Seria mejor que probaras poniendo de carga una pequeña bombilla de 12v de coche o midiendo el voltaje con un polimetro. Hay fuentes que llevan sensor y solo arrancan el ventilador cuando estas lo necesitan. Tu fuente puede ser una de esas y al arrancarla te parezca que no va pero en realidad esté funcionando.

Bye!


----------



## Jonathan-L.U. (Feb 22, 2009)

Hola a todos, yo estoy adaptando una fuente de pc para usarla como Fuente de Alimentacion para mi laboratorio casero.
El modelo que estoy usando es DR-C350ATX de 350W de potencia. Con salidas de +3.3V (28A max), +5V (28A max), +12V (19A max), -12V (0.8A max) y +5VSB (2A max)
Tengo un par de preguntas:
1.- ¿Qué significa eso de VSB?
2.- Si quiero tener una salida regulable (digamos que de 0 a 20V) ¿puedo utilizar la diferencia de potencial que hay entre +12V y -12V que son 24V o hay algun problema asociado a esa solucion? 
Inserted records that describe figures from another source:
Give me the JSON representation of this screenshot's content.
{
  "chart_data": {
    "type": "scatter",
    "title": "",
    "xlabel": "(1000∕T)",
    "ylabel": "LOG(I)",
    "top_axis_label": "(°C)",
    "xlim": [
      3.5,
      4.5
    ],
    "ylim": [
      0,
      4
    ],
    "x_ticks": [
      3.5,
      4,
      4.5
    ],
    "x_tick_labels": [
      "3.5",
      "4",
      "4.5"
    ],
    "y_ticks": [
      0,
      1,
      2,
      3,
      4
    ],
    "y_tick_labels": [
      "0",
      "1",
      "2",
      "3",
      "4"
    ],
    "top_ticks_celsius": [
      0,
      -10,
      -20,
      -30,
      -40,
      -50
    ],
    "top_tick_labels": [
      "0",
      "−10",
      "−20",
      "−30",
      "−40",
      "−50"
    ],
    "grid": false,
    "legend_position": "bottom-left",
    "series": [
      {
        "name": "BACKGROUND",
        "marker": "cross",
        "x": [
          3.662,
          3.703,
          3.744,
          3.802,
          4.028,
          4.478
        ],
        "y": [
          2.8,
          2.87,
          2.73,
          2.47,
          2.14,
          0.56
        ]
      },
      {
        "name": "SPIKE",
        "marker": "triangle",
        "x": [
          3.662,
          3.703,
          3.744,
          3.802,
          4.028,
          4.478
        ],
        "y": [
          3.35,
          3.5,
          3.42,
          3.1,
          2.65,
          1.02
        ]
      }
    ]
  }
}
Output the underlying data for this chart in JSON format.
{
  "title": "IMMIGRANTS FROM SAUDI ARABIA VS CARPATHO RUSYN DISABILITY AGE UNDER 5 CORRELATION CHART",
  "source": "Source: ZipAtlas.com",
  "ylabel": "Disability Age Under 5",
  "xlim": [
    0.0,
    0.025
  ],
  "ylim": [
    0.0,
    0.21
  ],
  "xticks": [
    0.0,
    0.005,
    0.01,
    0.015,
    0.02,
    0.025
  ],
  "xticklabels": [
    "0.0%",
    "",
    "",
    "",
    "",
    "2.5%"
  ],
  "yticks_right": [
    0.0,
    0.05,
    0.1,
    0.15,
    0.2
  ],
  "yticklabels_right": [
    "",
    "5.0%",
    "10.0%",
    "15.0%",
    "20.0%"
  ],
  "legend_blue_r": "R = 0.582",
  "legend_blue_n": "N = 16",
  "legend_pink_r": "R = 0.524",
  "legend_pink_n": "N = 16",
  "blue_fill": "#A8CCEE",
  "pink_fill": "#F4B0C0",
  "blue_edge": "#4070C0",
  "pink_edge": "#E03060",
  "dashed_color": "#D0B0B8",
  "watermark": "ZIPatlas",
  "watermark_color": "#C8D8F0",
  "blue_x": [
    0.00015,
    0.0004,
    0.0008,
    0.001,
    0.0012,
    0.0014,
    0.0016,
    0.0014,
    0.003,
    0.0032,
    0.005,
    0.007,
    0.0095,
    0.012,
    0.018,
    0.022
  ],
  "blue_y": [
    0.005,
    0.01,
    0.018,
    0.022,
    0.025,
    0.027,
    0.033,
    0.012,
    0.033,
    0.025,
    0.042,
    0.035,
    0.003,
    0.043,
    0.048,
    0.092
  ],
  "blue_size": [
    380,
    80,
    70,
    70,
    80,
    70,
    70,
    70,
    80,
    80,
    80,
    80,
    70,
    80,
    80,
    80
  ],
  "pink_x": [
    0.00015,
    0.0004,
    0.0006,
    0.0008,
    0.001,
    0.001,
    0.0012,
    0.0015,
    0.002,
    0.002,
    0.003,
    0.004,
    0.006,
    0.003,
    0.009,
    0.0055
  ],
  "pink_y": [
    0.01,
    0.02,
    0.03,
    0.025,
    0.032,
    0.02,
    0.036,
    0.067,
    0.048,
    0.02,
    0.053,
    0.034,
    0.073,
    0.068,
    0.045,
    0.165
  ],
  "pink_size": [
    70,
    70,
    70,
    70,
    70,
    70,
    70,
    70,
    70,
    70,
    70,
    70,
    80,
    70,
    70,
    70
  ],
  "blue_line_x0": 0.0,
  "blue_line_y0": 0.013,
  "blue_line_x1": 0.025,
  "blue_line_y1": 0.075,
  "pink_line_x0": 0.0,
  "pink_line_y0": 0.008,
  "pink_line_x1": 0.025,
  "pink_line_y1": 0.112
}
Si fuese posible, mi idea seria montar un circuito que tenga como entrada los 24Vdc y como salida una salida +/- xVdc variables (simetricos o una salida solo positiva regulable entre 0 y 20V). De esta forma tendría una fuente de alimentacion con +3.3V, +5V y (+/-)0-20V
Lo cual me planea otra pregunta: ¿qué corriente le podría exigir como máximo a esta salida de (+/-)0-20V? Las limitaciones de corriente son distintas para las tension +12V y -12V ¿cómo podría calcularla?

1Saludo a to2 y muchas gracias por vuestra ayuda!


----------



## halach.vinic (Abr 6, 2009)

yo probe lo que arubaro22  puso en su imagen y me funciono ya tengo la fuente de pc trabajando


----------



## cevollin (Abr 6, 2009)

pues deberia funcionar puentiando el cable verde a tierra asi funciona con casi todas las fuentes de este tipo


----------



## JRWolf (Abr 28, 2009)

Hola a todos, como dicen conectando una llave (no pulsador) entre el verde y algún negro la fuente empieza a andar, también como dicen algunas necesitan alguna carga, esto es fácil van auna casa de luces de motos o autos compran un par de foquitos 1 de 6V por unos 3W (algunas necesitan mas de 500mA para andar en 5V) y otro de 12 por 1 o 2W acá es menos corriente, y los conectan a cualquier lomex de 5v foco de 6v, y 12v mmm creo que el de 12 iría bien aquí no? con eso debería arrancar cuando conecten la llave sino ya la fuente tiene otro problema.

Si conectas entre -12V y +12V pueden obtener 24V pero la potencia es poca, porque la corriente máxima es la de la rama de -12V osea si esta tiene 0,8A esa sera la corriente máxima por mas que la de +12 tenga 500A (es joda) solo podrán obtener +24V por 0,8A = 19,2Watts.

Si la quieren usar como fuente de laboratorio la pueden usar sin mayores modificaciones y pueden obtener:

-12V(0,8A), -7V(0,8A), -5V(0,8A), +1,7V(25A), +3,3V(25A), +5V(28A), +7V(16A), +8,3V(0,8A), +8,7V(16A), +10V(0,8A), +12V(16A), +15,3V(0,8A), +17V(0,8A), +24V(0,8A).

Solo un montón de cables y dependiendo de entre cuales tomen tienen estos valores, dado que los mas usados son +5 y +/-12V, y para 9V 8,7V es aceptable si no necesitan mucha corriente les sirve para una amplificadora gama de pruebas. Como consideración estos valores de tensión no tienen el mismo negativo así que no se pueden usar todos al mismo tiempo. 
Pero si por ej. se puede alimentar una etapa lógica con 5V y una de comparadores con +/-12V, sin problemas. 
También vean que los valores de corriente los tome de una fuente que tengo a mano, los de sus fuentes pueden va serán diferentes, solo tomen en cuenta el valor de la corriente MINIMA de la rama que usaran osea si toman 24V sera 0,8A (-12Vx0,8A y +12Vx16A) y sobre 10V 0,8A (-5Vx0,8A y +5Vx28A) , +1,7V 25A (+3,3Vx25A y +5Vx28A) fijense.

Esto no es una fuente variable es una fuente REGULADA pero con "14 valores de tensión", y si la fuente es de una calidad mas o menos buena estable y valores reales, sino pueden variar hasta un 10%, lo normal es una variación menor al 3%.

Si quieren hacer una fuente variable en este foro me parece que ya hay varios post sobre el tema.
Bueno listo tengo sueño así que acá la corto y le estoy dando sueño a los que leen esto también.

Saludos a todos.


----------



## alaraune (Abr 7, 2010)

Hola, como te dijeron, checa los voltajes con un multimetro, probablemente el interruptor general de la fuente estè apagado, hay un cable de la fuente, el morado que da voltaje aunque la fuente no estè "encendida" y èse voltaje presente te dà la indicaciòn de que el interruptor general de la fuente està encendido.  Revisa bien y nos dices.


----------